Notetaking is a beautiful thing. Putting thoughts to paper (or keyboard, or transcription model) refines your thinking, connects ideas, and pulls context out of your brain for others to learn from.
But as powerful as a good notetaking system can be, organizing those notes is a chore. A few files turn into folders, tags, and taxonomies that become unwieldy beyond the first hundred entries. If you can't find what you wrote, or miss connections to related ideas, you're missing the real value of notetaking: generating new ideas.
Agents dramatically expanded what's possible here.
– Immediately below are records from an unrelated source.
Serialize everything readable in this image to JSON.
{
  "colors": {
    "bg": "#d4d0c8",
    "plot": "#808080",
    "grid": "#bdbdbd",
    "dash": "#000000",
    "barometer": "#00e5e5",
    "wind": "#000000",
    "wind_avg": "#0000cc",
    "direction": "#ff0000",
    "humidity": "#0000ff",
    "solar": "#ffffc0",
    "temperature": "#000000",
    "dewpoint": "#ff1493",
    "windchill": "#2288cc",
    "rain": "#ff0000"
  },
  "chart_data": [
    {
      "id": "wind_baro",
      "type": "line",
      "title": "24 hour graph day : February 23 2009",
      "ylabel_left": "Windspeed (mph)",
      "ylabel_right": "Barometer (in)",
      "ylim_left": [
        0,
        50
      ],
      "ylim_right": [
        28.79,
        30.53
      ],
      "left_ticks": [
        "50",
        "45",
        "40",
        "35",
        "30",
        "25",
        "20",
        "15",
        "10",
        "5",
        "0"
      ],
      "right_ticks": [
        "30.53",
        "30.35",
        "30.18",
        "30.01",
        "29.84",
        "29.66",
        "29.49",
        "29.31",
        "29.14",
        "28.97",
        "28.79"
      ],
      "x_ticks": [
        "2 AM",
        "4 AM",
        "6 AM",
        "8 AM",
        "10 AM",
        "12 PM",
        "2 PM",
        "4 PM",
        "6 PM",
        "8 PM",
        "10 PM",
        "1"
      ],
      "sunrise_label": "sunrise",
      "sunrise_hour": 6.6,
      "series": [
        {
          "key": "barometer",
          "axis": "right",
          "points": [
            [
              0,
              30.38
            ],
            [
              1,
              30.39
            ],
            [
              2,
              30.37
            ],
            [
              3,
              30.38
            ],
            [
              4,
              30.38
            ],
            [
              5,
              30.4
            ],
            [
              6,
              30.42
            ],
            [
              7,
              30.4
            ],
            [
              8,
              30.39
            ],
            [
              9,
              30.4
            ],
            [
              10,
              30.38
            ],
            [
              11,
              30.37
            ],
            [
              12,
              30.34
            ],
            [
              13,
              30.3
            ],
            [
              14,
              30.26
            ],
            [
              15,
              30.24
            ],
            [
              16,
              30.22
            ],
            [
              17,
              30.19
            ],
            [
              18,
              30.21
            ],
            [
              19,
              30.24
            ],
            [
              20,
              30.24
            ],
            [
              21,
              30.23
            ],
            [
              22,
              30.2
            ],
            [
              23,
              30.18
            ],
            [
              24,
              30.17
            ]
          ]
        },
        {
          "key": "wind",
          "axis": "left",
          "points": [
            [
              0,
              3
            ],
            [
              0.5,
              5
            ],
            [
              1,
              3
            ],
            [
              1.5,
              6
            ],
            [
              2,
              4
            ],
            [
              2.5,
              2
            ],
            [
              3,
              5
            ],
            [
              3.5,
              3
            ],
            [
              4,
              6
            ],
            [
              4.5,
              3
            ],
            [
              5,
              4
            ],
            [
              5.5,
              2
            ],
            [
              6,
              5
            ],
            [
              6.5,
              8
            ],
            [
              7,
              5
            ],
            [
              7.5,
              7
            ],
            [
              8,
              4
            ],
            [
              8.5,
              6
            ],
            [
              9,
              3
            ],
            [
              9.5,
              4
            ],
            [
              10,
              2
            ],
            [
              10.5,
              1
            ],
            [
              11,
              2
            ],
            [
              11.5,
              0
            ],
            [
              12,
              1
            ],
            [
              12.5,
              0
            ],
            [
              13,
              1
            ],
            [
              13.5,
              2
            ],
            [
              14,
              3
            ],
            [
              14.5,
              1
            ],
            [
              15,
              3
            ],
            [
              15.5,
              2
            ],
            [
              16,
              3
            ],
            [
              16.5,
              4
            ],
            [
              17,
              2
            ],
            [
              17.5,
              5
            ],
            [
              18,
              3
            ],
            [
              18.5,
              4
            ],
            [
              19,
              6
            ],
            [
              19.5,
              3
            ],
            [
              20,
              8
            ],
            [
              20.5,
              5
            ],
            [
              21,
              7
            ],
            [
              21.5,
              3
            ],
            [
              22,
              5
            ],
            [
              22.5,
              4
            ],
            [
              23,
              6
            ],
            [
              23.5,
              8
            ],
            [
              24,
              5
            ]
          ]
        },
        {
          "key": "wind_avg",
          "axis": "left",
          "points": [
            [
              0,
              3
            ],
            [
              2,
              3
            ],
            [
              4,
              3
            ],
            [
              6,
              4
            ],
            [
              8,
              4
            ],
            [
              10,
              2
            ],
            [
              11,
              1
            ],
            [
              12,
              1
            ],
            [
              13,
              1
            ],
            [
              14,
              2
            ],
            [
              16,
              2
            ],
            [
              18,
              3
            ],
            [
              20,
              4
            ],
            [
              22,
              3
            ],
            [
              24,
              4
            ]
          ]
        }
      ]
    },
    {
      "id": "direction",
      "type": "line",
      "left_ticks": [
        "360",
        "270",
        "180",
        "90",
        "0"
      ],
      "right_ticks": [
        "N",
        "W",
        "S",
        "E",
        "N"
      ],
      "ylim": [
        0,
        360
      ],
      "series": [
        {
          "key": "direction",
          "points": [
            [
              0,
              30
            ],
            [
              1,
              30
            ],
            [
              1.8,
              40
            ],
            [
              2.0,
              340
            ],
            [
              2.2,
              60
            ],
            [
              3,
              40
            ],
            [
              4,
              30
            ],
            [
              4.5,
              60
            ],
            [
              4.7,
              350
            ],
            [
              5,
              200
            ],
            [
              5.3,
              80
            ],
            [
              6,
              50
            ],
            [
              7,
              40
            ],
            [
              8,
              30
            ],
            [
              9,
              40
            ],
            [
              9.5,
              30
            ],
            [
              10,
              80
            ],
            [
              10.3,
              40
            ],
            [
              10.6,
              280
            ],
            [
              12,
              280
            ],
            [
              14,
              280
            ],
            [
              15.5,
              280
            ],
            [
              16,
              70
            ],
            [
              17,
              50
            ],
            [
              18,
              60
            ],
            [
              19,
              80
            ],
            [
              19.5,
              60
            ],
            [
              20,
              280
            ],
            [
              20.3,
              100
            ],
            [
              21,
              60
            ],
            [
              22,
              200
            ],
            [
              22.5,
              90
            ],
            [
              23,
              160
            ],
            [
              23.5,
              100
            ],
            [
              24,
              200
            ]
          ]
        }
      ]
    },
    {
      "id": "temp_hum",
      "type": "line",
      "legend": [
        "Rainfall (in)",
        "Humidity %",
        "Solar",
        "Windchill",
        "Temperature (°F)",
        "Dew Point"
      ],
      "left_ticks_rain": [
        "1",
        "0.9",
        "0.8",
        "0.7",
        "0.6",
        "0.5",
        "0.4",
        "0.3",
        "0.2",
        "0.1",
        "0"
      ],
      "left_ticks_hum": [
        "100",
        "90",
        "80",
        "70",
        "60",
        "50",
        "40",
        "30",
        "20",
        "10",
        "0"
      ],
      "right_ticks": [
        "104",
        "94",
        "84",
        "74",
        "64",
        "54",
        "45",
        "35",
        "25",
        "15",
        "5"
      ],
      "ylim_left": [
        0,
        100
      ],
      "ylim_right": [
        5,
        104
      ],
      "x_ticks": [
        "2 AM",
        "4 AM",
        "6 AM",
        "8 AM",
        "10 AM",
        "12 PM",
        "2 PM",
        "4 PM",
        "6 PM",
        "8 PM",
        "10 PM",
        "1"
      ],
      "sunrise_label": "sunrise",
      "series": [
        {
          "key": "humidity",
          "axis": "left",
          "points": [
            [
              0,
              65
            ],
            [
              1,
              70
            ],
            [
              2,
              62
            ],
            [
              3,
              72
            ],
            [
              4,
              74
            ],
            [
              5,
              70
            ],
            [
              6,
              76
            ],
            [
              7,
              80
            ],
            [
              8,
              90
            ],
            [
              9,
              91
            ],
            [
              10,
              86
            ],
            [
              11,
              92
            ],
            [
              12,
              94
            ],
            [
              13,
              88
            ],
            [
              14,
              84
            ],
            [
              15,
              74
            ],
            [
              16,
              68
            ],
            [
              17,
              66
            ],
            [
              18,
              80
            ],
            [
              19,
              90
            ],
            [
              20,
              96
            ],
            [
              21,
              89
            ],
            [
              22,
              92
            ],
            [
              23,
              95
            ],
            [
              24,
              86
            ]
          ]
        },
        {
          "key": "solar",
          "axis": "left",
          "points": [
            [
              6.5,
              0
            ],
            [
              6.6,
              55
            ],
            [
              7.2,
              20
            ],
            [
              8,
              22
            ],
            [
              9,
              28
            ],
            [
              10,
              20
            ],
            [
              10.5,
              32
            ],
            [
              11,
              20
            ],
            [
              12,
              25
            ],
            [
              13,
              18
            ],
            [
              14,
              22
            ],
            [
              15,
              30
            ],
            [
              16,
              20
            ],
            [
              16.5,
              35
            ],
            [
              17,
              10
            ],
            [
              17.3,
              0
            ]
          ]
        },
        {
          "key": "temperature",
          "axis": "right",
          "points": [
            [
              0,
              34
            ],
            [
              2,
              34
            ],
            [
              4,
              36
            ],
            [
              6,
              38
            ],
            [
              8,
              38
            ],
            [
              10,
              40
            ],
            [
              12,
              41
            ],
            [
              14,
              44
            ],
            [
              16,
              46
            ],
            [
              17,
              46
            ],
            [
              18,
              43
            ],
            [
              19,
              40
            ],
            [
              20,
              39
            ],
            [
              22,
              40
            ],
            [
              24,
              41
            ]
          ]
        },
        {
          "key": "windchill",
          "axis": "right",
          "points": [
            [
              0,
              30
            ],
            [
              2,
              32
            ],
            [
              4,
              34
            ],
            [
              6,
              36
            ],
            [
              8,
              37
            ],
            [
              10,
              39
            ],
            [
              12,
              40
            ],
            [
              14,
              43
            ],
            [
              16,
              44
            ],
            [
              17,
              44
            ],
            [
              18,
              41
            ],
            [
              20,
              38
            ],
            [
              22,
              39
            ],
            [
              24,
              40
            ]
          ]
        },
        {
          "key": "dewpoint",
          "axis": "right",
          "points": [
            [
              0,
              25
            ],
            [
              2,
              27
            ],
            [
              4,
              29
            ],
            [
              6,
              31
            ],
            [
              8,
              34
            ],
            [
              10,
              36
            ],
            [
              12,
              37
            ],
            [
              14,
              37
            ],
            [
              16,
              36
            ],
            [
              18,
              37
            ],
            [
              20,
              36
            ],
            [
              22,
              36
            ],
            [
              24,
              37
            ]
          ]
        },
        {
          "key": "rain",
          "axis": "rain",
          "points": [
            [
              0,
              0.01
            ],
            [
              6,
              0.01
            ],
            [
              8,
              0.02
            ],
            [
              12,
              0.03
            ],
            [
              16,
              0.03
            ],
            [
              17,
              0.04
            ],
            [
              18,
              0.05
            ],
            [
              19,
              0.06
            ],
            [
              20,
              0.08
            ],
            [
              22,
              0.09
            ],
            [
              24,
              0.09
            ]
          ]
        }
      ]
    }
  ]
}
Andre Karpathy popularized the idea of an "LLM Knowledge Base." Or in simpler terms, letting Claude Code turn your loose Markdown notes into a neat, organized wiki.
We'll explore workflows to make this possible, ranging from simple to complex:
- Build automations to organize your notes with tags, folders, backlinks, and deduplication to level-up search and discovery
- Teach agents to create a wiki you can navigate with Obsidian
- Expand from wikis to web applications to create kanban boards, knowledge graphs, whiteboard canvases, and more
- Have agents expand your thinking by auto-recording ideas while you sleep
- Connect third party data sources like Granola meeting notes or Notion databases to link your notes to your day-to-day work
You'll walk away with a new appreciation for notetaking, and a second brain that leaves you 10x smarter than one brain alone.
Talk format: Code and live tech demos. I will set up each of these automations and tools from scratch, and show agents executing each of them in a live setting. I will share the source for all automations at the end.